The reformed NRC will come down hard on dense-packing. Nobody wants to go to jail in defense of bureaucratic infallibility. It will insist on adequate buffer zones. No more nonsense about micro-reactors in the basement. But a release will no longer be intolerable. Any regulation that can't show that it materially reduces the regulator's expected time in jail will be jettisoned in the drive for 3 cents/kWh.
At least as importantly, the NRC would suddenly become a big believer in competition. Anybody who can build something a little cheaper would be welcomed with open arms. If the incumbent vendors tried to collude and push up cost, the NRC would have them in court the next day. The NRC would test product, not certify QA systems. Substance would replace process. Test the weld, not the welder would become the mantra. Guarantees would replace N-stamps. Full scale, long term, stress testing in a remote location would replace years of paper analyses. If Congress also replaced the American tort system with the UCert radiation compensation plan, the reformed NRC would look something like UCert.

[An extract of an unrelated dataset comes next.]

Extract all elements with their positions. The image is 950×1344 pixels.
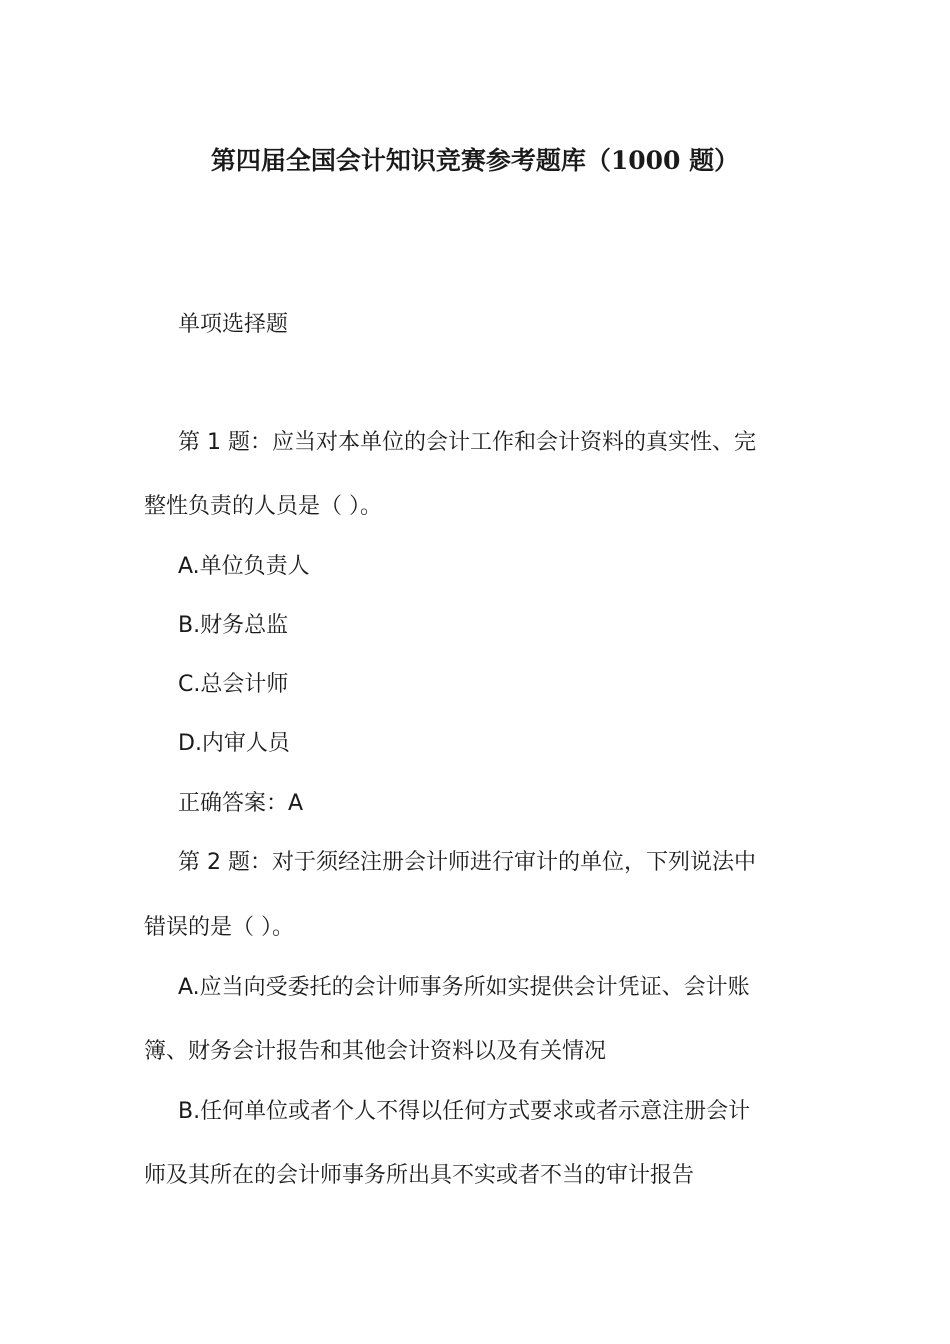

Of course, my very poorly defined bonus is not a good proxy for market pressures. If it were, I can see no way of implementing it. No way of getting from here to there. But the point is that to really reform the NRC, you must make the regulators' incentives consistent with societal welfare. If you put the regulator in charge of making tradeoffs, the regulators' tradeoff must be the same or nearly the same as society's. Unless you can do that, the only good NRC is a dead NRC.
Pollution including CO2 will have to be handled by imposing taxes on the polluters. But Polluter Pays is the way it should be.
A TMI would still be a multi-billion dollar loss for the utility and its customers, something the utility would work very hard to prevent. This is a hint that the NRC is essentially redundant. The plants that were built without an independent regulator early in both the US and French programs have safety records that are every bit as good as the plants that had the benefit of NRC regulation.
Still too radical. If I were the newest commissioner, with a 3 to 2 majority on the commission, with backing from Chris Wright at the DOE, I would move firmly but quietly to implement the new mission. That could be done with 100 of the current employees. No need to fire any of the remaining 3900. We don't even need to change ALARA. Just redefine what we mean by "reasonable".